How to Decide Which Plan is Best for You

Deciding which plan is best for you can be a challenge. You will have to consider your health and your financial situation as you compare plans. In general, if you expect to have a lot of health care visits or require regular prescriptions, you may be better off with a Gold or Platinum plan that pays a higher percentage of the costs. If, on the other hand, you are by-and-large healthy and don’t expect to have many health care bills, you might be comfortable choosing a Bronze or Silver plan. Of course, even healthy people can have accidents or become ill and end up with lots of medical bills, so you have to factor in your risk tolerance as well.

If your income falls between 100 and 250% of the federal poverty level ($11,490 to $28,725 for an individual), you may be eligible for a Cost-Sharing Reduction subsidy, which can help lower your deductibles, copayments and coinsurance. In order to receive Cost-Sharing Reductions, you must purchase a Silver plan on the Marketplace. You will still have a variety of plans from which to choose, but it must be Silver to be able to take advantage of the Cost-Sharing Reduction subsidy.

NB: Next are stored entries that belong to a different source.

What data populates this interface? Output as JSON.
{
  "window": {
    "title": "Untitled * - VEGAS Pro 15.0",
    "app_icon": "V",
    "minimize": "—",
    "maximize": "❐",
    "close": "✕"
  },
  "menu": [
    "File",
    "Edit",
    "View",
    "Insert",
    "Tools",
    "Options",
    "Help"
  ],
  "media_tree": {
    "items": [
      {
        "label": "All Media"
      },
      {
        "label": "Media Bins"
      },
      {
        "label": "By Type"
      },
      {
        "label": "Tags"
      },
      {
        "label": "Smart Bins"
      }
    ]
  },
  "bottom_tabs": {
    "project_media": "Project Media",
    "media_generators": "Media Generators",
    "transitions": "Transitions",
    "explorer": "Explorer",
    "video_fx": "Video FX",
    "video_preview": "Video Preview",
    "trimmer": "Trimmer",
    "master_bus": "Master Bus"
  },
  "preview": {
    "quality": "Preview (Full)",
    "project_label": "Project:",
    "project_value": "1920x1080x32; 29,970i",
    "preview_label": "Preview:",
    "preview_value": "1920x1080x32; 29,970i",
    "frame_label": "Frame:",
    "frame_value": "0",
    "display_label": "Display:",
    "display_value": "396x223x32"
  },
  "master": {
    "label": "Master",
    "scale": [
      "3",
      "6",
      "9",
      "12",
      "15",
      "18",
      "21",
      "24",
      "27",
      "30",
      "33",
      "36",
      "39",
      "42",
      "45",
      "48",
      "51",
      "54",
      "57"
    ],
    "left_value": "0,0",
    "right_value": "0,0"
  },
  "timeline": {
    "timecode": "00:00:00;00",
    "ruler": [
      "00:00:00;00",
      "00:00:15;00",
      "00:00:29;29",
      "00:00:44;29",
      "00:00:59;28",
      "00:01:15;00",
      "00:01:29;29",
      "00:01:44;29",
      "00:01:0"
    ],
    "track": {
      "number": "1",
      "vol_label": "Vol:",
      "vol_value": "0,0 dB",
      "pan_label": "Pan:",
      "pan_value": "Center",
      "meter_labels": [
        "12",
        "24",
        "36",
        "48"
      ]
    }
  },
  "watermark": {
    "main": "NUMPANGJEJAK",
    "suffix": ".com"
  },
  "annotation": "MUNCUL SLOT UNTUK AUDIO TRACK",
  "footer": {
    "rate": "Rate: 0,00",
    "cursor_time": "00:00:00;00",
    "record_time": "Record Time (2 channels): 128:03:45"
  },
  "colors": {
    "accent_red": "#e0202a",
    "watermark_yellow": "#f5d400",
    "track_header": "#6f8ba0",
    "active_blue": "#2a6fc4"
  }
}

Many people will qualify for Advanced Premium Tax Credits, a type of subsidy that lowers your monthly premium. You may be eligible for this subsidy if your income falls between 100 and 400% of the federal poverty level ($11,490 to $45,960 for an individual).

Tip: The Cost-Sharing Reduction and Advanced Premium Tax Credits subsidies are not automatic: you must apply for them on the Health Insurance Marketplace.

The Bottom Line

When choosing a plan, it is helpful to remember that all plans – Bronze, Silver, Gold and Platinum – cover the same Essential Health Benefits. Your monthly health insurance premium will be higher if you choose a higher level plan, such as Gold or Platinum. But you will also pay less each time you visit a health care provider or get a prescription filled. Conversely, your monthly premium will be lower if you choose a Bronze or Silver plan, but you will pay more for each doctor visit, prescription or health care service that you use.

Finding a balance between coverage and costs can be challenging. Starting October 1, you will be able to compare plans on the Marketplace to find the coverage that is the best fit for your financial situation and health care needs. You will also be able to apply for federal subsidies that can help reduce your health care costs.